Title: Thinking around Corners
Fandom: Luther
Pairing: Mark/Alice/John
Rating: R
Length: 500 words
Timeline/Spoilers: After the S1 finale
Warnings: power games, implied threat of sexual violence
Notes: Written for the Awesome Ladies Ficathon, prompt: luther, alice morgan [alice/luther/mark], after. Unbeta'd, all comments, nitpicks & crit welcome
Disclaimer: Not mine. No profit, no foul.
Summary: Alice enjoys teaching her boys
Even now, Mark is still scared of her. She likes that. It shows his intelligence, for one thing.
John isn't scared of her, not any more. But he says that he is, and she loves him just a little bit more for that.
There might have been a time, early on, when he believed she was a threat to him, but not now. Not for a long time. She put everything on the line for him -- life and liberty -- and that's something that John understands, something that resonates with him on a fundamental level. John is the most passionate man she's ever known, and when he commits himself -- whether it's to love or hate -- he holds nothing back.
Alice is a firm believer in commitment, too. Once she starts a project, she gives it her full attention and resources. She sees it through. 'I've got absolutely no time for ditherers,' her father used to say. It was one of the few things they agreed on.
It's also what made her sure it would work out with Mark, too. She always intended to kill Reed -- John deserved to have his death, but not to be his murderer -- but she was impressed with Mark's surety, his conviction. Do it, do it, do it! Such certainty in his voice, his eyes.
So yes, Mark can be passionate, too -- surprisingly so. She hadn't been overly thrilled with him in the beginning, and rather thought Zoe had traded way down. But there's steel in Mark, under the liberal outer layers, a hard core that won't let him crumble even when he wishes he could.
In that sense, Mark is stronger than John. Flexibility is always key -- it's the rigid, unbending, black-and-white, this-way-and-no-other attitudes that snap and break. Mark is quicker at adapting, more willing to think around corners, better at taking instruction.
Mark always capitulates immediately when she brings out a weapon, dropping to his knees and closing his eyes. Awaiting direction. John is more resistant -- partly because he's never been a team player (Mark has), partly because he doesn't believe she would use the gun, the knife, the garotte (Mark does).

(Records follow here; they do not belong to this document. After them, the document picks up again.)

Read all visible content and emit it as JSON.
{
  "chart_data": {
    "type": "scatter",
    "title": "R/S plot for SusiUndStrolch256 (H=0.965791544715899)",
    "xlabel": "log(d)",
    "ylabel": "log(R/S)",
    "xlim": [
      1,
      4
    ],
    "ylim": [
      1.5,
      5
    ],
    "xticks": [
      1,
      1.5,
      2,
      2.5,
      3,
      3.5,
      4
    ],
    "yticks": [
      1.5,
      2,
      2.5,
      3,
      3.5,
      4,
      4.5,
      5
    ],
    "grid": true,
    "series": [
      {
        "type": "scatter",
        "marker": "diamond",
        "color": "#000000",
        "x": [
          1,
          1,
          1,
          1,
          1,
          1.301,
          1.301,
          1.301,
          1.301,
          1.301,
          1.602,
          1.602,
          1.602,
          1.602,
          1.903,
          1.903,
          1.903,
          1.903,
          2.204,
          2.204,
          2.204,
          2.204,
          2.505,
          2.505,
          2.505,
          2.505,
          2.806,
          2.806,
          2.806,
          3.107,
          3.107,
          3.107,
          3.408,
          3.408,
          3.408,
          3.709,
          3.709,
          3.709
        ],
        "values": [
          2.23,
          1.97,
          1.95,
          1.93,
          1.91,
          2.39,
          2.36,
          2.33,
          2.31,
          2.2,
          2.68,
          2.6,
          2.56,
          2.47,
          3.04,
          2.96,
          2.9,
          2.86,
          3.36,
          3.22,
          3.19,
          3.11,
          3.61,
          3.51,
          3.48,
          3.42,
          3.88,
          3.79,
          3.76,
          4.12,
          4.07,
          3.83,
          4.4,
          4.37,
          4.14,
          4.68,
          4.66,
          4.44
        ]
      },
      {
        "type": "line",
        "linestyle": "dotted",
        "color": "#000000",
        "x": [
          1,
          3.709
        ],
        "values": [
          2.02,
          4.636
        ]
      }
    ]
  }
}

John challenges her, makes her work harder -- which is fine by her, because she doesn't like things to be too easy, either. It's not a good thing for her to get bored. It doesn't tend to end well.
An equal triangle is a stable form. She gives Mark the punishment he wants, he gives her the power she loves. When she and John fight it keeps her sharp, and provides him with the reassurance that he still knows one side of the line from the other. And the two of them share Zoe in a way that Alice - that nobody else -- ever could.
It might not be particularly common, their arrangement, or particularly normal -- but Alice has never exactly valued either of those things.
She's pleased to be teaching her boys to know better, too.